Severe coral bleaching along the Great Barrier Reef has prompted Australian wildlife officials to raise its response to Level 3 - the highest response level.
World Wildlife Fund (WWF) Australia recently released alarming video and photos of huge swathes of bleached coral near Lizard Island, located in the northern part of the reef.
The Great Barrier Reef is the world's largest coral reef system. As of three weeks ago, Lizard Island was suffering the worst bleaching in 15 years. Unfortunately, it has continued to deteriorate since then, largely due to climate change and increasing temperatures.
"The new video and stills are very concerning and show large sections of coral drained of all color and fighting for survival," said Richard Leck, WWF spokesperson. "This is the worst coral bleaching event ever to hit this most pristine part of the Great Barrier Reef."
After researchers working on the island reported the worst level of bleaching in 15 years, Australia's Environment Minister Greg Hunt flew over parts of Lizard Island to survey the bleaching event firsthand.
"It is not as severe at this stage as 1998 or 2002, which were both El Nino-related events, it is however, in the northern parts a cause for concern," Hunt said. "The reef is 2,300 kilometers long and the bottom three-quarters is in strong condition, but as we head north, it becomes increasingly prone to bleaching.

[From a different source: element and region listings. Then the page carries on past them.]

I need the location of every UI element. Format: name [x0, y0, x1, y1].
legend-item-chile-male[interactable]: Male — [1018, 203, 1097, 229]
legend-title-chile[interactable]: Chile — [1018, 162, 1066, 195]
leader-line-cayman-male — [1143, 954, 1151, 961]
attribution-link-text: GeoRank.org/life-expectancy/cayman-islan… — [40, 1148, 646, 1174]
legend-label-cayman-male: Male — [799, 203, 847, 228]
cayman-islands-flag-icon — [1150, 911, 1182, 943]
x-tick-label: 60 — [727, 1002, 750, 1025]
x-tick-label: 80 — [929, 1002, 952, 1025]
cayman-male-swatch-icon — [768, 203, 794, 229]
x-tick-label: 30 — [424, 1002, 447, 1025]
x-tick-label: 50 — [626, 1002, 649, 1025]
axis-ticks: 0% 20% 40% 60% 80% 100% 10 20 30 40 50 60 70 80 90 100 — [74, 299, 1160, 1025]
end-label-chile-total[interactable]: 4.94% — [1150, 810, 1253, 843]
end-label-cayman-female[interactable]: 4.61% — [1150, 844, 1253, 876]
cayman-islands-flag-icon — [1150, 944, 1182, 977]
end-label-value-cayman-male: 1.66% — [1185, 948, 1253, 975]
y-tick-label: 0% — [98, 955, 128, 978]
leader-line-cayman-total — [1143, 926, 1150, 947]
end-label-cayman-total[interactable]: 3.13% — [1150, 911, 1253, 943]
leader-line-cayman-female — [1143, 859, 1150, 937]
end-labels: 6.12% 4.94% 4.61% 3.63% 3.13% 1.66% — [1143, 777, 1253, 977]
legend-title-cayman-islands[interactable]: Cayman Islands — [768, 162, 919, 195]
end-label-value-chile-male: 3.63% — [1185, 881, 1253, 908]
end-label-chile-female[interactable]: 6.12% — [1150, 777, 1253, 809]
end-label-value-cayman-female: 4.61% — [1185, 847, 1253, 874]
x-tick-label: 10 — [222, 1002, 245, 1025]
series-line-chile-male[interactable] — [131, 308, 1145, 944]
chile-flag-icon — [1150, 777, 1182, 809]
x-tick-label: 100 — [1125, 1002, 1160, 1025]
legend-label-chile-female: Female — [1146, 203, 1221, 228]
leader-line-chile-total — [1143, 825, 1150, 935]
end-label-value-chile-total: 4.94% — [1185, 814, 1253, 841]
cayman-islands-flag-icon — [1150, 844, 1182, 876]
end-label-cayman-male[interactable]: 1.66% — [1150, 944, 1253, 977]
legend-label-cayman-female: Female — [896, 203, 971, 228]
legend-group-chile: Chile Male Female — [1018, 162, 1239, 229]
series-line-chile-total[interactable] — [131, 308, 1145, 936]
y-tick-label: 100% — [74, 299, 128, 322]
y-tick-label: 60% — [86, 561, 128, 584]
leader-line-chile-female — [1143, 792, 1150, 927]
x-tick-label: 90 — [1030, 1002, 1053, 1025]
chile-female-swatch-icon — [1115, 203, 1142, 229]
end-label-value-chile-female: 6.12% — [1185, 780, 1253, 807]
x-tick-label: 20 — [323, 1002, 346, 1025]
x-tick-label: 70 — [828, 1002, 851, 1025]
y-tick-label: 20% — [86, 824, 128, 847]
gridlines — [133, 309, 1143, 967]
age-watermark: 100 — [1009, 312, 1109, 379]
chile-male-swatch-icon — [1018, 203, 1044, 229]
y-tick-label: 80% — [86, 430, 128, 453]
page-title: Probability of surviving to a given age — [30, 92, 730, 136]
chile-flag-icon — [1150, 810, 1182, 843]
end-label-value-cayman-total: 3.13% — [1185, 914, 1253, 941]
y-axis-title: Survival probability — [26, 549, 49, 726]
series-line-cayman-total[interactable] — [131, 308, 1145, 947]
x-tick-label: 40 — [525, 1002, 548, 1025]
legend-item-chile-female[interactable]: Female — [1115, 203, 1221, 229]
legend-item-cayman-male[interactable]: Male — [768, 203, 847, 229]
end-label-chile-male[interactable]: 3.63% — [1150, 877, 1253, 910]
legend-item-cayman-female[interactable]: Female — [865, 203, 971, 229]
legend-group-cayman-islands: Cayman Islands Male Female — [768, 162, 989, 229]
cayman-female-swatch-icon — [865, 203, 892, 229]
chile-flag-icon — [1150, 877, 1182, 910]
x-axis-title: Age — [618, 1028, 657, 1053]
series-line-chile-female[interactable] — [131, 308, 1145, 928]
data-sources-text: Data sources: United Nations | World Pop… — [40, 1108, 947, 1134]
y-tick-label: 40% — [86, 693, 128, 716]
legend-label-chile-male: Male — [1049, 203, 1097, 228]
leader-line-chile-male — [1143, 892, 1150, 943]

Essentially what you could see was patches of coral bleaching as you approached Lizard Island."
A Level 3 response allows the Great Barrier Reef Marine Park Authority to increase surveying efforts to better understand what was happening. The Federal Government plans to fund another round of surveys at the same 40 sites of the reef area in September this year. The goal, they say, is to assess the health of corals and potential recovery options.
"The new project that the Minister is announcing today is really high technology and will speed up the rate of which we can get a full snapshot of the reef, using imaging recognition software, very much faster than the diver underwater days," said Russell Reichelt, chairman of the Great Barrier Reef Marine Park Authority.
The minister added that this information is vital to preserving the Great Barrier Reef, as the "frequency of coral bleaching events and the severity of tropical cyclones are predicted to increase in the future."
Coral bleaching, a process by which corals turn white or fade, threatens a valuable source of biodiversity, tourism and fishing. It occurs when reef symbiosis - the mutually beneficial relationship between two coral reef organisms - is disrupted by a rise in ocean warming driven by the release of greenhouse gases.
The Great Barrier Reef, which also struggles with farming run-off, development and the coral-eating crown-of-thorns starfish, missed being put on the United Nations' "in danger" list by hair last year. Researchers working on the Reef 2050 protection plan hope to improve the reef's health by banning the dumping of dredge spoil at sea, limiting port development and focusing on cleaning up water running onto the reef.